Nous poursuivons la route le long de Black Rock et Cap St-Lawrence en direction de Chéticamp. Des formations rocheuses d’une beauté inimaginable s’offrent à nous. Notre capitaine, qui compte près de 40 ans de navigation, affirme d’ailleurs que cette partie de l’île du cap Breton est possiblement la plus belle région côtière qu’il connaisse, c’est bien pour dire! Mais surtout, il s’agit d’une côte qui regorge de vie. À preuve, un deuxième banc de globicéphales croise notre route! Encore plus nombreux, ceux-ci se dirigent droit vers nous! En un rien de temps, ils se retrouvent à 10 mètres de nous! C’est complètement fou! Et au moment où on pense avoir tout vu, une partie du groupe décide de s’approcher davantage et passe sous notre bateau! Je vous dis : j’ai la chance de cumuler au moins 50 sorties de kayak, zodiac et bateau de tout acabit pour faire de l’observation de mammifères marins dans ma vie et je n’ai jamais rien vue de tel!  Débile, capoté, cinglé, incroyable, renversant, étourdissant (prière d’utiliser la ligne qui suit pour ajouter votre synonyme préféré) ______________________ !!

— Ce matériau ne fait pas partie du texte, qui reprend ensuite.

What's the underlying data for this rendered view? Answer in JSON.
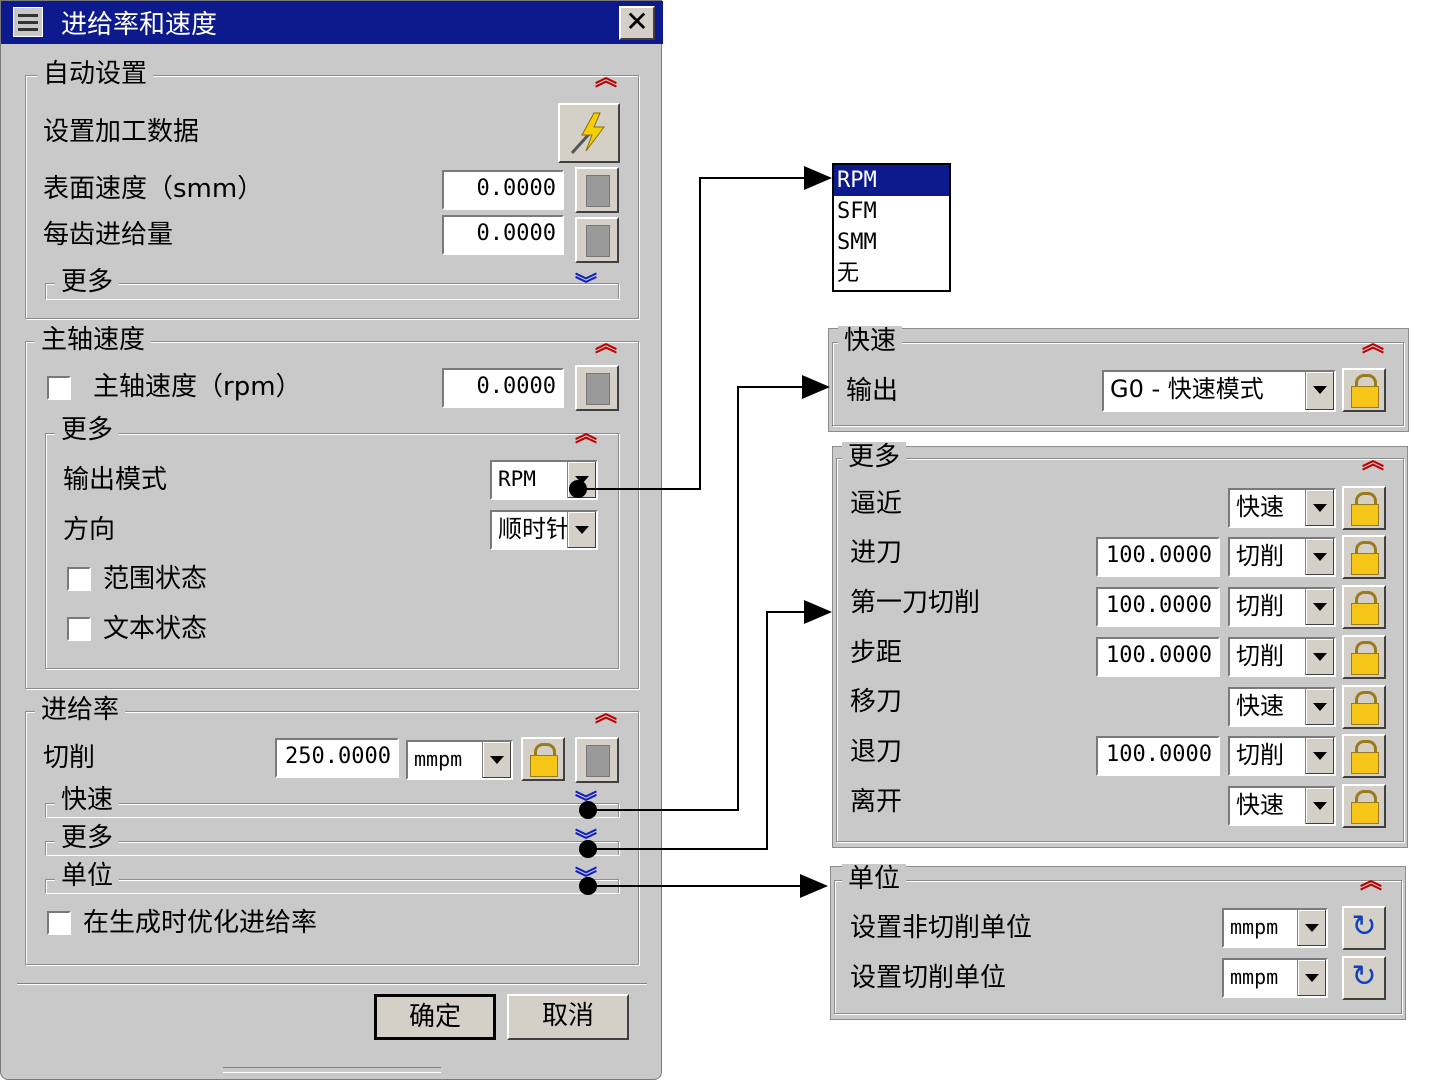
{
  "dialog": {
    "title": "进给率和速度",
    "auto_settings": {
      "title": "自动设置",
      "set_machining_data": "设置加工数据",
      "surface_speed_label": "表面速度（smm）",
      "surface_speed_value": "0.0000",
      "feed_per_tooth_label": "每齿进给量",
      "feed_per_tooth_value": "0.0000",
      "more_label": "更多"
    },
    "spindle": {
      "title": "主轴速度",
      "spindle_speed_label": "主轴速度（rpm）",
      "spindle_speed_value": "0.0000",
      "more_title": "更多",
      "output_mode_label": "输出模式",
      "output_mode_value": "RPM",
      "direction_label": "方向",
      "direction_value": "顺时针",
      "range_status_label": "范围状态",
      "text_status_label": "文本状态"
    },
    "feed": {
      "title": "进给率",
      "cut_label": "切削",
      "cut_value": "250.0000",
      "cut_unit": "mmpm",
      "rapid_label": "快速",
      "more_label": "更多",
      "units_label": "单位",
      "optimize_label": "在生成时优化进给率"
    },
    "ok_label": "确定",
    "cancel_label": "取消"
  },
  "output_mode_list": {
    "options": [
      "RPM",
      "SFM",
      "SMM",
      "无"
    ],
    "selected": "RPM"
  },
  "rapid_panel": {
    "title": "快速",
    "output_label": "输出",
    "output_value": "G0 - 快速模式"
  },
  "more_panel": {
    "title": "更多",
    "rows": [
      {
        "label": "逼近",
        "value": "",
        "mode": "快速"
      },
      {
        "label": "进刀",
        "value": "100.0000",
        "mode": "切削"
      },
      {
        "label": "第一刀切削",
        "value": "100.0000",
        "mode": "切削"
      },
      {
        "label": "步距",
        "value": "100.0000",
        "mode": "切削"
      },
      {
        "label": "移刀",
        "value": "",
        "mode": "快速"
      },
      {
        "label": "退刀",
        "value": "100.0000",
        "mode": "切削"
      },
      {
        "label": "离开",
        "value": "",
        "mode": "快速"
      }
    ]
  },
  "units_panel": {
    "title": "单位",
    "non_cut_label": "设置非切削单位",
    "non_cut_value": "mmpm",
    "cut_label": "设置切削单位",
    "cut_value": "mmpm"
  }
}
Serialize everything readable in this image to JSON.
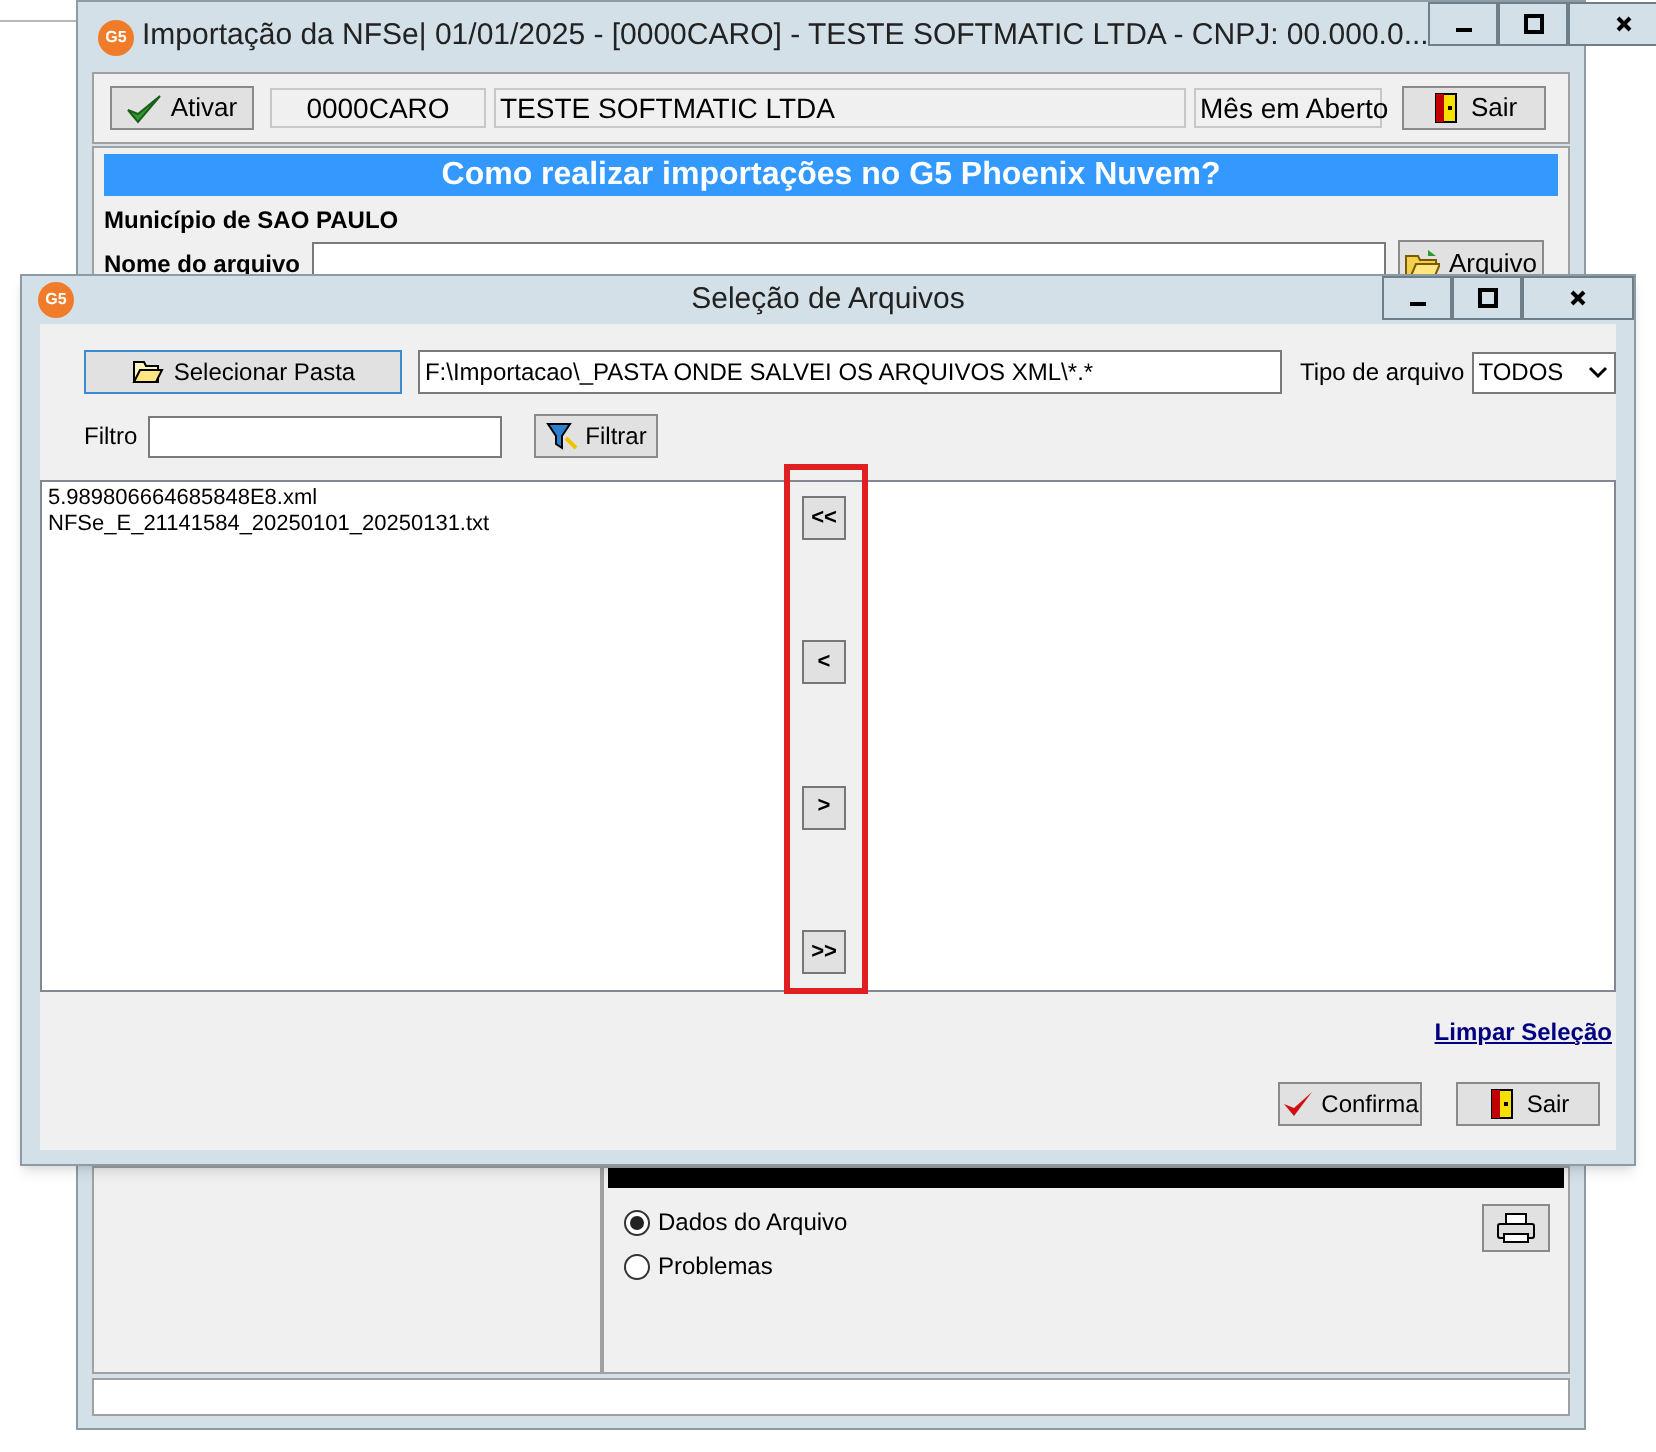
{
  "main_window": {
    "icon_label": "G5",
    "title": "Importação da NFSe| 01/01/2025 - [0000CARO] - TESTE SOFTMATIC LTDA - CNPJ: 00.000.0...",
    "toolbar": {
      "activate_button": "Ativar",
      "company_code": "0000CARO",
      "company_name": "TESTE SOFTMATIC LTDA",
      "period_status": "Mês em Aberto",
      "exit_button": "Sair"
    },
    "banner": "Como realizar importações no G5 Phoenix Nuvem?",
    "municipality": "Município de SAO PAULO",
    "file_name": {
      "label": "Nome do arquivo",
      "button": "Arquivo"
    },
    "report": {
      "options": [
        {
          "label": "Dados do Arquivo",
          "selected": true
        },
        {
          "label": "Problemas",
          "selected": false
        }
      ]
    }
  },
  "dialog": {
    "icon_label": "G5",
    "title": "Seleção de Arquivos",
    "select_folder_button": "Selecionar Pasta",
    "path": "F:\\Importacao\\_PASTA ONDE SALVEI OS ARQUIVOS XML\\*.*",
    "file_type": {
      "label": "Tipo de arquivo",
      "value": "TODOS"
    },
    "filter": {
      "label": "Filtro",
      "button": "Filtrar"
    },
    "available_files": [
      "5.989806664685848E8.xml",
      "NFSe_E_21141584_20250101_20250131.txt"
    ],
    "move_buttons": [
      "<<",
      "<",
      ">",
      ">>"
    ],
    "clear_link": "Limpar Seleção",
    "confirm_button": "Confirma",
    "exit_button": "Sair"
  }
}
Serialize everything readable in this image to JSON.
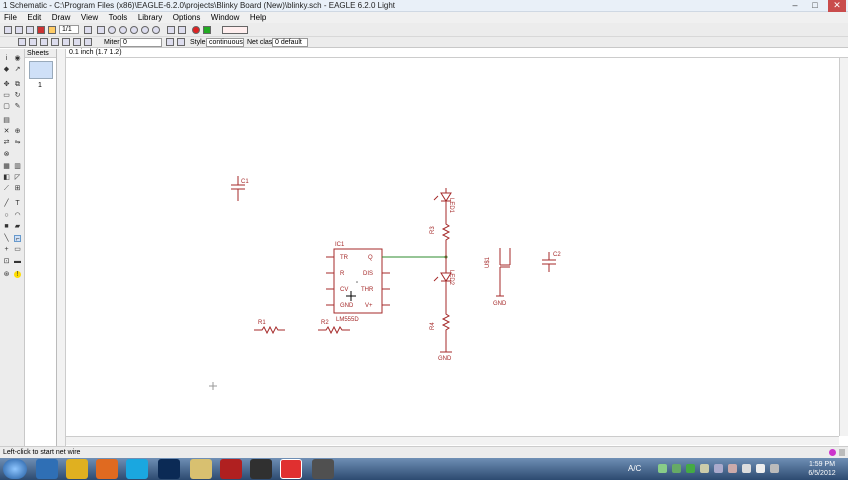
{
  "window": {
    "title": "1 Schematic - C:\\Program Files (x86)\\EAGLE-6.2.0\\projects\\Blinky Board (New)\\blinky.sch - EAGLE 6.2.0 Light",
    "minimize": "–",
    "maximize": "□",
    "close": "✕"
  },
  "menu": [
    "File",
    "Edit",
    "Draw",
    "View",
    "Tools",
    "Library",
    "Options",
    "Window",
    "Help"
  ],
  "toolbar": {
    "sheet_select": "1/1",
    "miter_label": "Miter:",
    "miter_value": "0",
    "style_label": "Style:",
    "style_value": "continuous",
    "netclass_label": "Net class:",
    "netclass_value": "0 default"
  },
  "sheets": {
    "header": "Sheets",
    "numbers": [
      "1"
    ]
  },
  "coordinate_readout": "0.1 inch (1.7 1.2)",
  "schematic": {
    "c1": "C1",
    "ic1": "IC1",
    "ic1_value": "LM555D",
    "ic1_pins_left": [
      "TR",
      "R",
      "CV",
      "GND"
    ],
    "ic1_pins_right": [
      "Q",
      "DIS",
      "THR",
      "V+"
    ],
    "r1": "R1",
    "r2": "R2",
    "led1": "LED1",
    "led2": "LED2",
    "r3": "R3",
    "r4": "R4",
    "u1": "U$1",
    "c2": "C2",
    "gnd1": "GND",
    "gnd2": "GND"
  },
  "status_text": "Left-click to start net wire",
  "clock": {
    "time": "1:59 PM",
    "date": "6/5/2012"
  },
  "tray_label": "A/C",
  "colors": {
    "part": "#a52a2a",
    "net": "#2e8b2e",
    "taskbar": "#3a5a80"
  }
}
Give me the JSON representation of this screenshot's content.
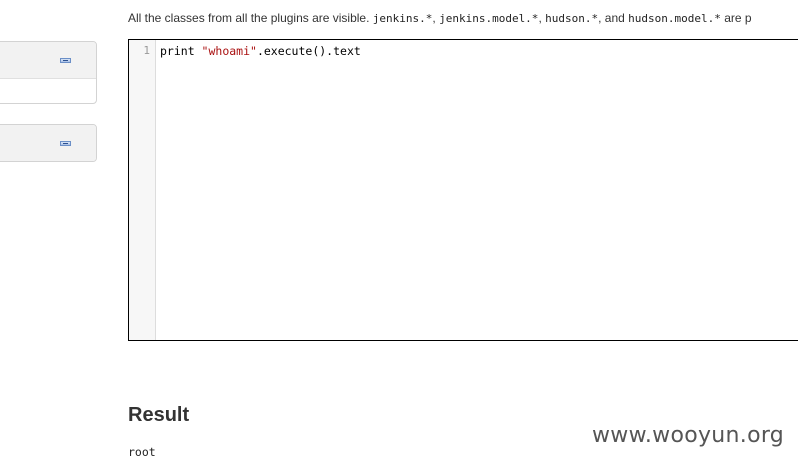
{
  "description": {
    "text_before": "All the classes from all the plugins are visible.",
    "code1": "jenkins.*",
    "sep1": ",",
    "code2": "jenkins.model.*",
    "sep2": ",",
    "code3": "hudson.*",
    "sep3": ", and",
    "code4": "hudson.model.*",
    "text_after": "are p"
  },
  "editor": {
    "line_number": "1",
    "code_prefix": "print ",
    "code_string": "\"whoami\"",
    "code_suffix": ".execute().text"
  },
  "result": {
    "heading": "Result",
    "output": "root"
  },
  "watermark": "www.wooyun.org"
}
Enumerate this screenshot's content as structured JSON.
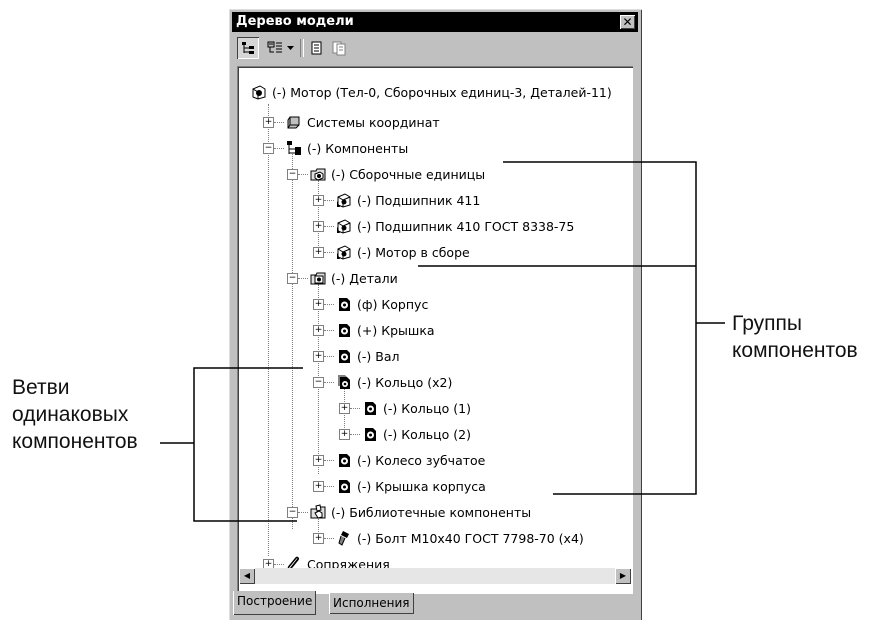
{
  "window": {
    "title": "Дерево модели",
    "close_label": "✕"
  },
  "toolbar": {
    "buttons": [
      "tree-view-icon",
      "structure-list-icon",
      "dropdown-arrow-icon",
      "page-icon",
      "page-copy-icon"
    ]
  },
  "tree": {
    "root": "(-) Мотор (Тел-0, Сборочных единиц-3, Деталей-11)",
    "coord_systems": "Системы координат",
    "components": "(-) Компоненты",
    "assemblies": "(-) Сборочные единицы",
    "bearing_411": "(-) Подшипник 411",
    "bearing_410": "(-) Подшипник 410 ГОСТ 8338-75",
    "motor_assembly": "(-) Мотор в сборе",
    "parts": "(-) Детали",
    "housing": "(ф) Корпус",
    "cover": "(+) Крышка",
    "shaft": "(-) Вал",
    "ring_group": "(-) Кольцо (x2)",
    "ring_1": "(-) Кольцо (1)",
    "ring_2": "(-) Кольцо (2)",
    "gear": "(-) Колесо зубчатое",
    "housing_cover": "(-) Крышка корпуса",
    "library": "(-) Библиотечные компоненты",
    "bolt": "(-) Болт М10х40 ГОСТ 7798-70 (x4)",
    "mates": "Сопряжения"
  },
  "tabs": {
    "build": "Построение",
    "variants": "Исполнения"
  },
  "annotations": {
    "groups_line1": "Группы",
    "groups_line2": "компонентов",
    "branches_line1": "Ветви",
    "branches_line2": "одинаковых",
    "branches_line3": "компонентов"
  },
  "colors": {
    "titlebar": "#000000",
    "window_face": "#c0c0c0",
    "tree_background": "#ffffff"
  }
}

Et je ne vous parle pas des dizaines et dizaines de phoques du Groenland, tous plus curieux les uns que les autres, qui se sortent la face pour nous saluer au passage, ou encore des albatros qui volent en rase-motte autour de nous, des colonies de fous de bassan qui piquent dans l’eau et en ressortent 5-6 secondes plus tard poisson au bec et du beau bonjour d’un macareux, un petit pingouin absolument craquant. J’oubliais presque : on a aussi fait 3 observations de rorquals communs, dont un qui nous a fait le bonheur de nous montrer sa belle grosse queue avant de plonger.
Au moment d’écrire ces lignes, les ours sont aux commandes. Les chiens reprendront du service à minuit et les romantiques – dont je fais partie – se lèveront à 3h30 pour reprendre le boulot. J’ai beau chercher, je ne vois vraiment pas ce qu’il y a de romantique à se lever à une telle heure… Allez, bonne nuit!